You also need to consider how inflation can affect how much money you’ll need to live on and how long your savings will last.
How long will your money last?
Your retirement money needs to last as long as you do.
As few of us know how long we’re likely to live this is difficult to plan.
But what you can do is make sure you use as much of your money as necessary to set yourself up with a secure income that will pay for the essentials (such as your home, food and bills) for the rest of your life.
Prices tend to rise over time so if you want to maintain your standard of living you need your retirement income to keep pace with inflation.
The State Pension increases by at least the rate of inflation each year and if you receive a retirement income from a past employer this often rises by the rate of inflation or a set amount each year.

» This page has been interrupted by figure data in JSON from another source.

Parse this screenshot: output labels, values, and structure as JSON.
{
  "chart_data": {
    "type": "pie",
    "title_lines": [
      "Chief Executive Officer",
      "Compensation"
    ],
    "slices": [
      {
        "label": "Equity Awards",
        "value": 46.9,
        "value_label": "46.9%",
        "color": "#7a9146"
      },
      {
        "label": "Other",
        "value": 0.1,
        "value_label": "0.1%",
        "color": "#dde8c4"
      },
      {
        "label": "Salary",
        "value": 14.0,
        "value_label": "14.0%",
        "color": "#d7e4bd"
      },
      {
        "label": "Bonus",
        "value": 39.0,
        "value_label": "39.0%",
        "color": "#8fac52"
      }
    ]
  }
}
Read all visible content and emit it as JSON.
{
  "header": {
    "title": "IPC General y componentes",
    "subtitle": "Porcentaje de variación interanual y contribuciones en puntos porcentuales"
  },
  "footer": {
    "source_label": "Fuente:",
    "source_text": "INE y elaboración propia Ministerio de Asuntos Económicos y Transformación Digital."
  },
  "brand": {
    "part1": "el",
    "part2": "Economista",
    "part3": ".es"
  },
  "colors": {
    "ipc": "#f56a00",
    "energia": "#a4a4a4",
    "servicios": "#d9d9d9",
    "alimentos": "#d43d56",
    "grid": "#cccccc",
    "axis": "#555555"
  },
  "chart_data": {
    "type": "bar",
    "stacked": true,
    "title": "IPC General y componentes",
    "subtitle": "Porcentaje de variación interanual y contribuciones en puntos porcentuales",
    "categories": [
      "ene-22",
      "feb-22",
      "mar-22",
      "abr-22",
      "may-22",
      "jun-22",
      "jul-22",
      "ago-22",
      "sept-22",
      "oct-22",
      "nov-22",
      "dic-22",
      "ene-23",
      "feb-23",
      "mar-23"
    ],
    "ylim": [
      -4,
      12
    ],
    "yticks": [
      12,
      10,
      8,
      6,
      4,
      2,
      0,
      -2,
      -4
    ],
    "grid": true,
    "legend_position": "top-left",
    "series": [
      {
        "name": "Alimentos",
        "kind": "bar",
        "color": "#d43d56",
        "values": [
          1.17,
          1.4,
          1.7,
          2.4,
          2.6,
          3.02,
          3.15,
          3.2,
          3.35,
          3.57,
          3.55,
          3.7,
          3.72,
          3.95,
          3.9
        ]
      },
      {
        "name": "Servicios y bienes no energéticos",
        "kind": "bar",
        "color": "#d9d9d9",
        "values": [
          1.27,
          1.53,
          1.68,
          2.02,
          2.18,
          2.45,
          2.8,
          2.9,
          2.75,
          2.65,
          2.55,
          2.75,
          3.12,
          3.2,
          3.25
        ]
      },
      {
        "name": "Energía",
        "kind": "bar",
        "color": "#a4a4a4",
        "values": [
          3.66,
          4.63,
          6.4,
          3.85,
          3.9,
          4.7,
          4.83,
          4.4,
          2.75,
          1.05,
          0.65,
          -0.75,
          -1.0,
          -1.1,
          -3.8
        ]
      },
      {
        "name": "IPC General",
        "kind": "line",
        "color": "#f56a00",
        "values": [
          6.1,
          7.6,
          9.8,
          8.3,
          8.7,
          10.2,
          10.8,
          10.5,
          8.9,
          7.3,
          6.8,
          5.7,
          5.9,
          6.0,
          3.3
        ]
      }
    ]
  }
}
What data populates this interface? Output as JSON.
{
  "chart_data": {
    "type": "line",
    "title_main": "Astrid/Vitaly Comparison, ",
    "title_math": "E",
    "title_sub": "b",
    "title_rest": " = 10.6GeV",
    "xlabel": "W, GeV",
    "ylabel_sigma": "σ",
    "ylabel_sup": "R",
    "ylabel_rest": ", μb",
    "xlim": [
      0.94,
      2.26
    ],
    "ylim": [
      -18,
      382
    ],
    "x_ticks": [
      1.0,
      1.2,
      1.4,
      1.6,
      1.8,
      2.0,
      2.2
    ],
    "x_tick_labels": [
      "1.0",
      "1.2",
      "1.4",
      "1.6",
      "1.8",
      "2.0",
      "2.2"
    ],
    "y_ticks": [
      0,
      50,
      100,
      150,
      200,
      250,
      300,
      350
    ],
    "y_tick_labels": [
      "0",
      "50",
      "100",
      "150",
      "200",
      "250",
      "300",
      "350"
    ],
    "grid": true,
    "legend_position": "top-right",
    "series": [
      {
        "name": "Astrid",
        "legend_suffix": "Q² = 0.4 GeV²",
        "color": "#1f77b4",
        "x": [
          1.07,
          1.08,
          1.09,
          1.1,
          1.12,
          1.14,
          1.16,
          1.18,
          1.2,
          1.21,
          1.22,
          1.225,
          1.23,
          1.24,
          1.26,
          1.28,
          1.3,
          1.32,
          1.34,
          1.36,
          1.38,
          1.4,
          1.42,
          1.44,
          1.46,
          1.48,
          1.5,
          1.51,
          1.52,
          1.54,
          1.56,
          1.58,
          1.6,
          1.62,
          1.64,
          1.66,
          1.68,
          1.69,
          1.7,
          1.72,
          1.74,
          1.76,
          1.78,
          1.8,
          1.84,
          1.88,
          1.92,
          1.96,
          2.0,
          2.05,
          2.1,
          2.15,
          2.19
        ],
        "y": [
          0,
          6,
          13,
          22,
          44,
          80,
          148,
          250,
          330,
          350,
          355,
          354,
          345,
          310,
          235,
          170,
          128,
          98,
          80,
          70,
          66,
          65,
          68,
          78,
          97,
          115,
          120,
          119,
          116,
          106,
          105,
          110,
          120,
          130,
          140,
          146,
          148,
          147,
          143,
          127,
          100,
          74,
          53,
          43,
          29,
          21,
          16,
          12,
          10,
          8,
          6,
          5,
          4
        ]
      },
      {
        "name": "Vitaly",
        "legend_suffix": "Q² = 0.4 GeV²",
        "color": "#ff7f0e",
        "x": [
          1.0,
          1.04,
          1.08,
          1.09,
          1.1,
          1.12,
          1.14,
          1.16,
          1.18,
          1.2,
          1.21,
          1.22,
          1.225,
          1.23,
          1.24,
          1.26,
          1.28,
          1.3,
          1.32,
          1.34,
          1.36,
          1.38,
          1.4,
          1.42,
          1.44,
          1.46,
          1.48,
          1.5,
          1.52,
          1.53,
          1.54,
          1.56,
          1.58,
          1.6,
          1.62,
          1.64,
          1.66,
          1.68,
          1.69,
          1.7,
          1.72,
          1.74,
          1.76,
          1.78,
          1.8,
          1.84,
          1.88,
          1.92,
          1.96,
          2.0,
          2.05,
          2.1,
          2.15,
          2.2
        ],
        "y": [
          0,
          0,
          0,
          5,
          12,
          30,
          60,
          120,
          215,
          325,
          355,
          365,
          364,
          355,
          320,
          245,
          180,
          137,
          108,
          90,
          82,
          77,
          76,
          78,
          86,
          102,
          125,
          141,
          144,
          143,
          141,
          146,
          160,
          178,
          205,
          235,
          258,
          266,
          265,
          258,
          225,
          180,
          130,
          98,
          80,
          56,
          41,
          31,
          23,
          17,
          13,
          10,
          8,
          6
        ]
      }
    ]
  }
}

If you rely on savings and investments to boost your income, you’ll probably need to increase the amount you take from these over the years if you want your income to go as far as it used to.
If you take more income than your savings and investments earn each year, you will gradually eat into your capital.
The longer this goes on, the less savings you’ll have and the greater the risk of these running out.
Secure income is any regular income you can rely on for the rest of your life.
You will probably already have some secure income in retirement.
Your State Pension is guaranteed for life. You might also be due a retirement income from a former employer if you were in a salary-related or defined benefit pension (such as a final salary or career average pension scheme).
This will provide you with a regular income for life.
You might have contributed to an employer or private pension scheme where you built up your own pension pot.
If you need to top up your secure income, you could use some of this pot to buy a lifetime annuity.
This is an insurance policy that in return for a lump sum guarantees to pay you a regular income for life regardless of how long you live.
You can arrange for this income to rise over time so that its value is not eroded by inflation.
This income is secure so there is no danger of it drying up.
If you have enough secure income in retirement you might choose to leave your pension pot invested and take a flexible income or lump sums from it when you need them.
Your pension pot has the opportunity to grow but there is also a risk that your investments might fall in value.
If you rely on this to provide you with an income, you might have to reduce the amount you take if your pot falls in value or risk your money running out if you live for longer than you plan for.
The same goes for any other savings or investments you have.
You can take a flexible income from these but you need to monitor how much you take to make sure they last.
If you need your savings and investments to last longer than you planned for or they don’t earn as much income or interest as you expected, you might have to reduce the amount of income or risk running out of money.